If AxC exists, then it’s a reasonable hypothesis that older individuals have more variance due to it, because they have experienced more AxC during their life(Fischbein 1978). An easy way to understand this is to first consider MZ twins. Since they are genetically identical, if they share an environmental exposure, then their reaction to that cannot differ due to their genes, therefore their correlation remains stable. On the other hand, since DZ twins are not genetically identical, if they share an environmental exposure, it is possible that their reaction is different due to their genes, therefore their phenotypic correlation falls over time.
Since there are zero well powered twin methods to detect AxC,and genomic studies such as Andersen et al 2021 used adult measures of SES(a potential environmental variable that is likely to interact with additive genetics), we will have to wait for emerging studies to evaluate this hypothesis.
There are reasons to be hopeful though. Robinson et al 2017 and Moore et al 2018 both found evidence that GxE is present for BMI using genomic methods, and Molenaar et al 2015 found evidence that both AxC and AxE is present for behavioral and emotional problems using a twin based method. Item level data can also be leveraged to boost statistical power in both twin and genomic studies.
Acknowledgements: I thank Sasha Gusev for his feedback.
Opinions/mistakes are my own.
Figure taken from Briley & Tucker-Drob 2015.

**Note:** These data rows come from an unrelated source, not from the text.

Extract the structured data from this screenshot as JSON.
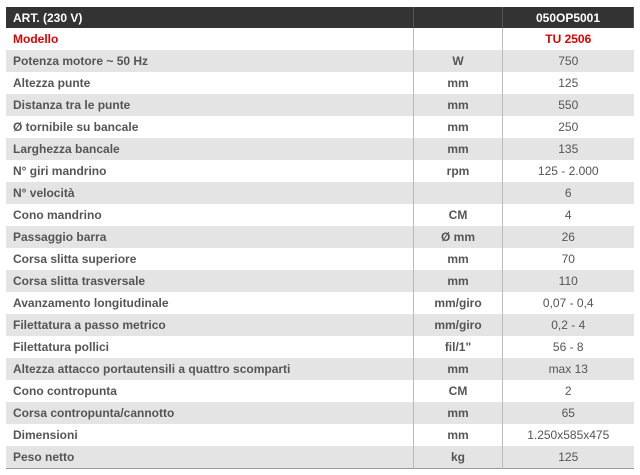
{
  "header": {
    "label": "ART. (230 V)",
    "unit": "",
    "value": "050OP5001"
  },
  "model": {
    "label": "Modello",
    "unit": "",
    "value": "TU 2506",
    "color": "#e00000"
  },
  "rows": [
    {
      "label": "Potenza motore ~ 50 Hz",
      "unit": "W",
      "value": "750"
    },
    {
      "label": "Altezza punte",
      "unit": "mm",
      "value": "125"
    },
    {
      "label": "Distanza tra le punte",
      "unit": "mm",
      "value": "550"
    },
    {
      "label": "Ø tornibile su bancale",
      "unit": "mm",
      "value": "250"
    },
    {
      "label": "Larghezza bancale",
      "unit": "mm",
      "value": "135"
    },
    {
      "label": "N° giri mandrino",
      "unit": "rpm",
      "value": "125 - 2.000"
    },
    {
      "label": "N° velocità",
      "unit": "",
      "value": "6"
    },
    {
      "label": "Cono mandrino",
      "unit": "CM",
      "value": "4"
    },
    {
      "label": "Passaggio barra",
      "unit": "Ø mm",
      "value": "26"
    },
    {
      "label": "Corsa slitta superiore",
      "unit": "mm",
      "value": "70"
    },
    {
      "label": "Corsa slitta trasversale",
      "unit": "mm",
      "value": "110"
    },
    {
      "label": "Avanzamento longitudinale",
      "unit": "mm/giro",
      "value": "0,07 - 0,4"
    },
    {
      "label": "Filettatura a passo metrico",
      "unit": "mm/giro",
      "value": "0,2 - 4"
    },
    {
      "label": "Filettatura pollici",
      "unit": "fil/1\"",
      "value": "56 - 8"
    },
    {
      "label": "Altezza attacco portautensili a quattro scomparti",
      "unit": "mm",
      "value": "max 13"
    },
    {
      "label": "Cono contropunta",
      "unit": "CM",
      "value": "2"
    },
    {
      "label": "Corsa contropunta/cannotto",
      "unit": "mm",
      "value": "65"
    },
    {
      "label": "Dimensioni",
      "unit": "mm",
      "value": "1.250x585x475"
    },
    {
      "label": "Peso netto",
      "unit": "kg",
      "value": "125"
    }
  ]
}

"Since they are genetically identical, if they share an environmental exposure, then their reaction to that cannot differ due to their genes, therefore their correlation remains stable" The reaction can still differ due to developmental noise, though, no? And how are compounded interactions from other prior, but still interrelated, environmental variables (i.e. higher dimensionality: Identical twins experience context x but with a different context y behind context x which will in turn affect how they process the experience of x?) partitioned--I understand that this would be 'captured' superficially under 'nonshared environment', but if nonshared environment specifically affects the latent nature of shared environment, then is it properly fair to conceptualize the environment as 'shared' to begin with, since the nature of its received experiences will therefore differ, and so, in effect, not really be *equivalently* 'shared'?
For example, are you familiar with Jay Joseph's argument against the EEA?